The bars in the beaver dam were carved by beavers whose incisors were comparable in size to those of Castorcanadensis. Rare willow bushes grow today in Coffee Creek, Black Gulch, and Mud Creek valleys, but poplar and birch do not. The dated muds from the Seward Peninsula and the youngest muds in the Fairbanks area may have accumulated during a single, long period after.
The distribution of the buried soil and the culture layer suggests that the surface of the 40-meter terrace still formed the floor of the lyatayet med valley. This incomplete dissection of the terrace suggests that the sea level has not yet risen to its present position.

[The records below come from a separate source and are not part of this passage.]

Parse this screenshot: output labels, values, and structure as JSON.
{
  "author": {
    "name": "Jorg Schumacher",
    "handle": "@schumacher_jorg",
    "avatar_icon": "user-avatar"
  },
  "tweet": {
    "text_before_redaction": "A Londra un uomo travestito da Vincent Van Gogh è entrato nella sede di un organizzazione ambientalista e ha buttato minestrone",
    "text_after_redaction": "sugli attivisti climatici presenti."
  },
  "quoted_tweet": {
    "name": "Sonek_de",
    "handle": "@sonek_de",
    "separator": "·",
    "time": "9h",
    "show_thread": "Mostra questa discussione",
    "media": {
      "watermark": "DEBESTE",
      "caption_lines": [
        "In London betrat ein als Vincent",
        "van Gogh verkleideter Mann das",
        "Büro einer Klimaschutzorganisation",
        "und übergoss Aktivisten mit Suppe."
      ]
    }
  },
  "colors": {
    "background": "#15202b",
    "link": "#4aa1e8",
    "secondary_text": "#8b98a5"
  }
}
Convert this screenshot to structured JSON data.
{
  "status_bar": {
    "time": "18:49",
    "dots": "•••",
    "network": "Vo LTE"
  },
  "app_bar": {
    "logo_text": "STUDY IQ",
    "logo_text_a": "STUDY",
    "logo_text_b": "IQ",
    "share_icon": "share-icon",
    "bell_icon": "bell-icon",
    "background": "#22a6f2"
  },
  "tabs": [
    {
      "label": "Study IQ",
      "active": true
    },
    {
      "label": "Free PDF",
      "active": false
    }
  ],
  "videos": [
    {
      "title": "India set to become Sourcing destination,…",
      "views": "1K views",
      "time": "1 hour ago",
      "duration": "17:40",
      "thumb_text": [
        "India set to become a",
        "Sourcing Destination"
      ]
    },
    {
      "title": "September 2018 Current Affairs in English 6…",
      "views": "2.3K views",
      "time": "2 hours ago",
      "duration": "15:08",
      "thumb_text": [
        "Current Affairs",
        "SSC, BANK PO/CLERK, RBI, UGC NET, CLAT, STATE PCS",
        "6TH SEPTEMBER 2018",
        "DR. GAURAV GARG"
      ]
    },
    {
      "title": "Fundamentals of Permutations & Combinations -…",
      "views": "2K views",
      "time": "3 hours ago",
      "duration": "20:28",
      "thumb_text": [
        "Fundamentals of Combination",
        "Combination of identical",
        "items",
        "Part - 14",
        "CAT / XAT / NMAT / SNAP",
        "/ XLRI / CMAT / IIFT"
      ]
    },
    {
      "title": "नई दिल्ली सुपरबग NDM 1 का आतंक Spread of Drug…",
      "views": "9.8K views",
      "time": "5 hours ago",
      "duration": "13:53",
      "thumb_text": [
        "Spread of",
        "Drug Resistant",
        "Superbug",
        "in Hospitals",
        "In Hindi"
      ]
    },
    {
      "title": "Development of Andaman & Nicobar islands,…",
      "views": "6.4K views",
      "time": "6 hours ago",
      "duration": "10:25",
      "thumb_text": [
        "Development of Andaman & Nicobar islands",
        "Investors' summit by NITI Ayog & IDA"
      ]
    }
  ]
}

Comparison of the Denbigh flint complex with flints in the oldest culture layer identified at Trail Creek Caves indicates that the Denbigh culture layer is more than 6,000 years old.
The buried podzol may have formed and the Denbighculture layer may have been deposited about 12,000 years ago, during part of the warm interval recorded by Middlemuck in the Fairbanks area. The cultural layer would then have been covered and folded during the Mankato Substage at the same time that some of the upper wood of the Fairbanks area was deposited. It is also possible that some or all of the stony congeliturbate was deposited during the Mankato Substage while the upper wood was being deposited in the Fairbanks area (correlation A, Table 2).
The authors favor correlating the podzo and the Denbigh culture layer with the older sediments of Seward Peninsula, deposited 8,000 to 9,000 years ago, because the thinness of the podzol at lyatayet suggests that the warm period during which it formed was very short. The middle mocklayer in the Fairbanks area, with which the podzol and culture layer may be rather correlative, represents a warm period lasting at least 4,000 years. The thickness of the upper loess of the Fairbanks area suggests that the Mankato Substage was a major cold interval in Alaska.